Miriam sabe o quanto essa palavra de motivação faz toda a diferença:

“Muitas alunas que sofrem com baixa autoestima. Então sempre tem que ter alguém dando um apoio, uma atenção. Isso é algo muito importante. Às vezes, você percebe que  alguma aluna não está focada e se você aponta uma direção pra ela, já vai fazer muita diferença. Às vezes, tudo o que você precisa é dizer alguma palavra que já ajuda. Eu lembro quando eu era mais jovem, essa palavra de força que me fazia seguir em frente. Às vezes eu sabia que nem estava boa ainda, mas isso me motivava. Foi assim que eu nunca desisti, mesmo sendo mulher no esporte. Você sabe que ser mulher nesse meio não é fácil. Já escutei muita coisa. Que eu era sapatão, mulher macho, que isso não era coisa de mulher casada, que eu tinha dois filhos pra criar, que isso não ia me levar a lugar nenhum. Até mesmo quando eu voltei a estudar, aqui na Luta pela Paz, que achei que ia ter apoio da minha família, as pessoas desacreditavam que eu ia chegar em algum lugar. Me diziam para ir buscar um trabalho. Falavam esse tipo de coisa para mim, mas eu nunca dei ouvidos. É engraçado que hoje em dia todo mundo me incentiva a continuar.”

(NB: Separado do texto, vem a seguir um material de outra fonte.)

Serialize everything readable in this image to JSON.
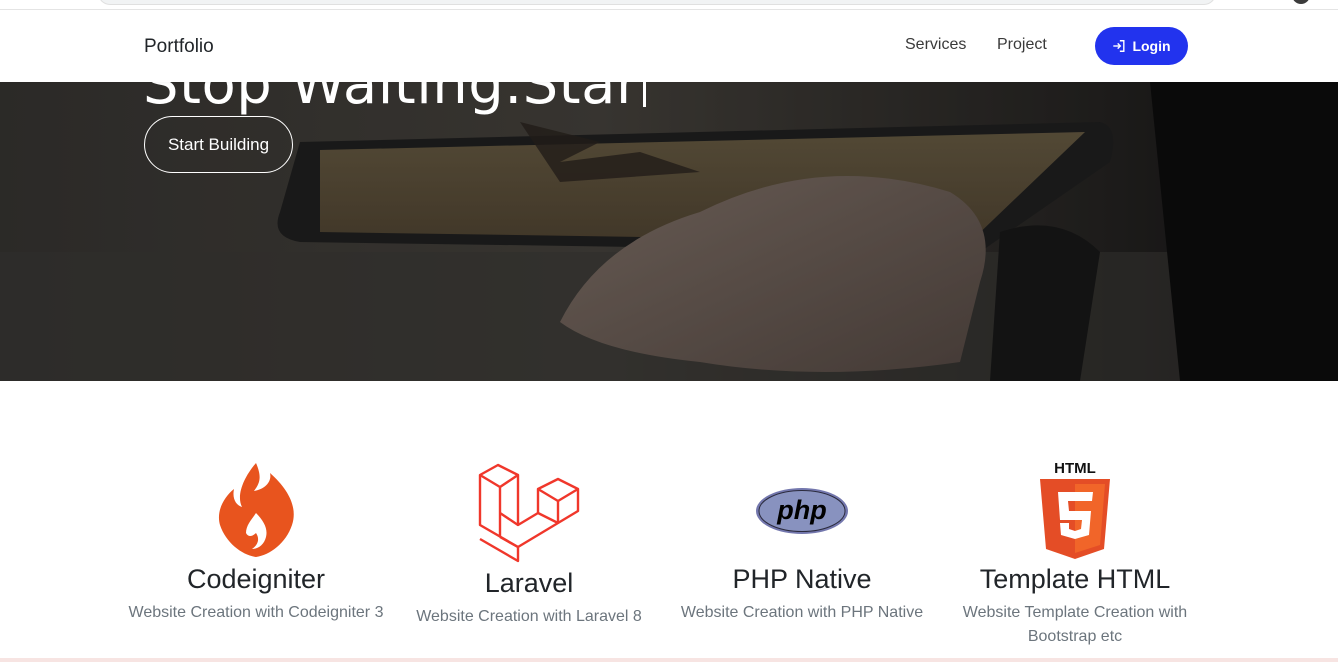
{
  "navbar": {
    "brand": "Portfolio",
    "links": [
      "Services",
      "Project"
    ],
    "login_label": "Login",
    "accent_color": "#2233ee"
  },
  "hero": {
    "title": "Stop Waiting.Star",
    "cta_label": "Start Building"
  },
  "services": [
    {
      "title": "Codeigniter",
      "description": "Website Creation with Codeigniter 3",
      "icon": "codeigniter-flame-icon",
      "color": "#e8541e"
    },
    {
      "title": "Laravel",
      "description": "Website Creation with Laravel 8",
      "icon": "laravel-icon",
      "color": "#f0372b"
    },
    {
      "title": "PHP Native",
      "description": "Website Creation with PHP Native",
      "icon": "php-icon",
      "color": "#7377ad"
    },
    {
      "title": "Template HTML",
      "description": "Website Template Creation with Bootstrap etc",
      "icon": "html5-icon",
      "color": "#e44d26"
    }
  ]
}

Olhando para trás, Miriam hoje entende que o seu comportamento explosivo tinha uma razão:

“Eu cresci sem ter uma infância, sem saber o que era brincar de boneca. Desde muito nova, aos 8 anos, já fazia comida, lavava roupa, cuidava dos meus irmãos e via meu pai espancando a minha mãe. Isso pra mim era a pior parte. Não vou mentir que no início eu entrei na luta pensando em aprender a me defender. Hoje eu entendo que aquilo era ódio que eu tinha guardado dentro de mim. Eu pensava que um dia aquela situação de violência iria acontecer e eu tinha que saber como reagir. Eu não pensava como eu penso hoje. Por ser a mais velha, me sentia mãe dos meus irmãos. Hoje eu sirvo sim de exemplo porque nenhum dos meus irmãos terminou os estudos. Eu sou a única. Eu consegui! Graças a Deus e à Carol (gerente da Academia Luta pela Paz, aqui na Maré, e ex-aluna do boxe – sendo uma das primeiras alunas mulheres da organização). Tenho uma irmã que entrou agora na escola de tanto que eu a incentivei. Aos poucos, eu vou mudando a cabeça das pessoas.”